The manufacturing process for personalized T-cell therapies hardly begins before it stalls. Why? Right at the start, there is a severe bottleneck: the need to identify patient-derived, tumor-reactive T-cell receptors (TCRs).

To overcome this bottleneck, scientists at the German Cancer Research Center (DKFZ) and the University Medical Center Mannheim have developed predicTCR, a machine learning classifier. According to the scientists, it can identify individual tumor-reactive tumor-infiltrating lymphocyte (TILs) in an antigen-agnostic manner based on single-TIL RNA sequencing.

The scientists also assert that prediTCR can halve the time it takes to get past the bottleneck, helping to reduce the overall time needed to make a personalized T-cell therapy for cancer patients. Since the overall time is at least six months, any reduction in the time needed to complete any manufacturing step is welcome.

Details about predicTCT and its application recently appeared in Nature Biotechnology, in an article titled, “Prediction of tumor-reactive T cell receptors from scRNA-seq data for personalized T cell therapy.”

The paper makes it clear that the scientists’ approach applies to personalized transgenic T-cell therapies, which seek to identify and reinfuse defined tumor-reactive TCRs, either in patient-autologous T cells or in induced pluripotent stem cell–derived, hypoimmunogenic (allogeneic) T cells. These therapies are not produced via the enrichment of tumor-reactive T cells, so they can avoid the problem of T-cell exhaustion. However, they pose a “needle in a haystack” problem, simply because identifying tumor-reactive TCRs is so difficult.

The development of personalized transgenic T-cell therapies is a complicated process. First, doctors isolate TILs from a sample of the patient’s tumor tissue. This cell population is then searched for T-cell receptors that recognize tumor-specific mutations and can thus kill tumor cells. This search is laborious and has so far required knowledge of the tumor-specific mutations that lead to protein changes that are recognized by the patients’ immune system. During this time, the tumor is constantly mutating and spreading, making this step a race against time.

“Finding the right T-cell receptors is costly and time-consuming,” said Michael Platten, MD, head of brain tumor immunology at the DKFZ and director of the department of neurology at the University Medical Center Mannheim. “With a method that allows us to identify tumor-reactive TCRs independently of knowledge of the respective tumor epitopes, the process could be considerably simplified and accelerated.”

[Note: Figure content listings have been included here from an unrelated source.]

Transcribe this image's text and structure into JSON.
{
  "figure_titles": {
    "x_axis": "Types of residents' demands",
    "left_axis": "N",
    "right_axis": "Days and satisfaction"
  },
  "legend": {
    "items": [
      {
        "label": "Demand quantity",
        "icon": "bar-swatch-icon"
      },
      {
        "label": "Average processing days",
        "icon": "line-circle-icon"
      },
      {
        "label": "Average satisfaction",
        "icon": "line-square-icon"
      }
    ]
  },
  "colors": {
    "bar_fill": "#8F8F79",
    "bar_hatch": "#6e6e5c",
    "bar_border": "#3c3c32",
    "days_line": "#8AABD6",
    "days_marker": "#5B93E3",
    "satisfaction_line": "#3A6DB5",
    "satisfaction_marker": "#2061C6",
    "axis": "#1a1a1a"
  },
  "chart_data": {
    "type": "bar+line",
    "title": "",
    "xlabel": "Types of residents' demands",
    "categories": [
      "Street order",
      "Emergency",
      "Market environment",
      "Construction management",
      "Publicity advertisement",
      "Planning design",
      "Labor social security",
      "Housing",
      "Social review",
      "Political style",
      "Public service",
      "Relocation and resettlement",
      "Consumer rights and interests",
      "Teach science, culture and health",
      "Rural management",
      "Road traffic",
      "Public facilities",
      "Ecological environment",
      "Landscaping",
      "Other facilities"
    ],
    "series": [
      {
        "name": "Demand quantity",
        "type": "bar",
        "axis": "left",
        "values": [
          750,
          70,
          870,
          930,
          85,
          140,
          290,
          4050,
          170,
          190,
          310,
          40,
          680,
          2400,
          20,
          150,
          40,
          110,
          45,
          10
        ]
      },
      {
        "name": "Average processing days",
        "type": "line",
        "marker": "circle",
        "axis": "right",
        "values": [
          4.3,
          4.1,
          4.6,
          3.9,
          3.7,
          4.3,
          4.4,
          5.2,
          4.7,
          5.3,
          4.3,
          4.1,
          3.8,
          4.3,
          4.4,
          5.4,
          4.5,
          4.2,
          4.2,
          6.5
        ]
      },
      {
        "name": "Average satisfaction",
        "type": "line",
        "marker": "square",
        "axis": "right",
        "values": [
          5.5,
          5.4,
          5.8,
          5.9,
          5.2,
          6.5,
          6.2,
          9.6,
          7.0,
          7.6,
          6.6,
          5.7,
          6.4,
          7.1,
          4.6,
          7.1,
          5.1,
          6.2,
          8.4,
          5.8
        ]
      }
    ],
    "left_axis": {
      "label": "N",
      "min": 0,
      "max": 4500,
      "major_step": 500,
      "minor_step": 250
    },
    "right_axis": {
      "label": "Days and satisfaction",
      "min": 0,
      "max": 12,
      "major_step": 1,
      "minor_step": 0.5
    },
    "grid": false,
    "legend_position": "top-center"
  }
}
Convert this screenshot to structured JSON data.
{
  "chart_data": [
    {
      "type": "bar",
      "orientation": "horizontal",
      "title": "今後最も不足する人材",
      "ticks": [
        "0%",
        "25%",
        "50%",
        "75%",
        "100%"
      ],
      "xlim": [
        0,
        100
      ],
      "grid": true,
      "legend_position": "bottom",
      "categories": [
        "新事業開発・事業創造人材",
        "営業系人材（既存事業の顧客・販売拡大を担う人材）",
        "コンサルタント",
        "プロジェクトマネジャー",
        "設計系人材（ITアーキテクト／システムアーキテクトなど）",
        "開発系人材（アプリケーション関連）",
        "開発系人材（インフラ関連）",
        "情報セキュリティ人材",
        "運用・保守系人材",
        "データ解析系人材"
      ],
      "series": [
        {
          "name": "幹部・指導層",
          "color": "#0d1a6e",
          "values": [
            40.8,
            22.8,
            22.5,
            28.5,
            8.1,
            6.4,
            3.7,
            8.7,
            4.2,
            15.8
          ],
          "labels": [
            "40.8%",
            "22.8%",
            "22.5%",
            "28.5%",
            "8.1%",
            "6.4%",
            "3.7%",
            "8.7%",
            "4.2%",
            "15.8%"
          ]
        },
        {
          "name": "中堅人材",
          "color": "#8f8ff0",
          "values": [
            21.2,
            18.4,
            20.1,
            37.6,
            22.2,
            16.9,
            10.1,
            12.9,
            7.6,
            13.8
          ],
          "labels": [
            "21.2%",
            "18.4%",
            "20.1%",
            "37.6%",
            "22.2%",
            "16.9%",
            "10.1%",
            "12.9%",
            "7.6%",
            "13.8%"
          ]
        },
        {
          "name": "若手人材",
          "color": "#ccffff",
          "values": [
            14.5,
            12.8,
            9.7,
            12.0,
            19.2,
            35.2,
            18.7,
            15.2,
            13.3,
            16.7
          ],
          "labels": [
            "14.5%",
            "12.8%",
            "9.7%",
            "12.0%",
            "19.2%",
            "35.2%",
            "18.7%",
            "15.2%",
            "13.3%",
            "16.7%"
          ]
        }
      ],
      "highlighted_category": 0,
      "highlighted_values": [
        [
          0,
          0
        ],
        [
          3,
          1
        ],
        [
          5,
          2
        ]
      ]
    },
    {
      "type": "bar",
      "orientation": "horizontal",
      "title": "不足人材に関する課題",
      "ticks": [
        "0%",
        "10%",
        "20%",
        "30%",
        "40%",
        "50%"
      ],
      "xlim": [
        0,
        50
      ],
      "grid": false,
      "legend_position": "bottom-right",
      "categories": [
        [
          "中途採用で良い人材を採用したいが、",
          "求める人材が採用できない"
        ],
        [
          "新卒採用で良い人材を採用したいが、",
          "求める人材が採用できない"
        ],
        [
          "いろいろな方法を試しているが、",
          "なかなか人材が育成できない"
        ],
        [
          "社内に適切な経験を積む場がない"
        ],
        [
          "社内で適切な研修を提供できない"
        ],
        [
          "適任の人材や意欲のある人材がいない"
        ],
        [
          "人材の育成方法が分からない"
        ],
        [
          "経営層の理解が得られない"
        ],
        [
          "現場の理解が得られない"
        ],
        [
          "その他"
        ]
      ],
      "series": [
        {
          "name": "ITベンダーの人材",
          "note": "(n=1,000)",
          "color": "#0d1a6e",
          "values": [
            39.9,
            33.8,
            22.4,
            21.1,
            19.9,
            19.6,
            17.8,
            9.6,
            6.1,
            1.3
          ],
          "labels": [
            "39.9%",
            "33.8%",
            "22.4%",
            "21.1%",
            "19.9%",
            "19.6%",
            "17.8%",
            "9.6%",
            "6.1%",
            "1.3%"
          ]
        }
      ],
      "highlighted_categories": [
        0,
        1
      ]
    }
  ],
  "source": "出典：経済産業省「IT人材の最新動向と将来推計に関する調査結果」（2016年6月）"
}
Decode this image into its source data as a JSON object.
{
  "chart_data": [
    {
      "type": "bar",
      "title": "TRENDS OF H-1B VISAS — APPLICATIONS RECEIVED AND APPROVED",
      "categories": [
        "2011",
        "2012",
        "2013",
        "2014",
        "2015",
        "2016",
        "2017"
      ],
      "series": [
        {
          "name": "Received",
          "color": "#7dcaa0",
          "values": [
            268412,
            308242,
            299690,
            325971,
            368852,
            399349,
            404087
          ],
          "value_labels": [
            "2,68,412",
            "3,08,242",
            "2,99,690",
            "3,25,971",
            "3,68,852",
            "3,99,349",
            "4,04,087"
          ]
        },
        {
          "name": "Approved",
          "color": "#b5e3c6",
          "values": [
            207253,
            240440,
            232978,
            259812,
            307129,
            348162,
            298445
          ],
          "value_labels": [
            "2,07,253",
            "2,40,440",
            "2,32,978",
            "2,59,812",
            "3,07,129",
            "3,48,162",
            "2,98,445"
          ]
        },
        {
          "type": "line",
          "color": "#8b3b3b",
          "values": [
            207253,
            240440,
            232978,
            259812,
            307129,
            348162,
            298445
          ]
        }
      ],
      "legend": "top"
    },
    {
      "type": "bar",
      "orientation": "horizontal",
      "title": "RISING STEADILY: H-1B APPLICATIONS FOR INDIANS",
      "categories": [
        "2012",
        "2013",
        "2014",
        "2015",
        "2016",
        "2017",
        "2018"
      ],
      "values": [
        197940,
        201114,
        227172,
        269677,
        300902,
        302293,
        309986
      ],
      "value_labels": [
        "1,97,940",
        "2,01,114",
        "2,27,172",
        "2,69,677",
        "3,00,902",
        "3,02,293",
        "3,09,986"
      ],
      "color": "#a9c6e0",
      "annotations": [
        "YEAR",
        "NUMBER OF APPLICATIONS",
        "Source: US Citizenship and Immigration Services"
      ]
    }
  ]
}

To develop such a method, a team led by Platten and co-study head Edward W. Green, PhD, group leader, immunogenomics, began by isolating TILs from a melanoma patient’s brain metastasis and performed single-cell sequencing to characterize each cell. The T-cell receptors expressed by these TILs were then individually tested in the laboratory to identify those that were recognized and killed patient tumor cells. The researchers then combined these data to train a machine learning model to predict tumor-reactive T-cell receptors. The resulting classifier could identify tumor reactive T cells from TILs with 90% accuracy, works in many different types of tumor, and accommodates data from different cell sequencing technologies.

“PredicTCR identifies tumor-reactive TCRs in TILs from diverse cancers better than previous gene set enrichment-based approaches, increasing specificity and sensitivity (geometric mean) from 0.38 to 0.74,” the authors of the Nature Biotechnology article wrote. “By predicting tumor-reactive TCRs in a matter of days, TCR clonotypes can be prioritized to accelerate the manufacture of personalized T-cell therapies.”

“We are now focusing on bringing this technology into clinical practice here in Germany,” Platten added. “To finance further development, we have founded the biotechnology start-up Tcelltech. predicTCR is one of the key technologies of this new DKFZ spin-off.”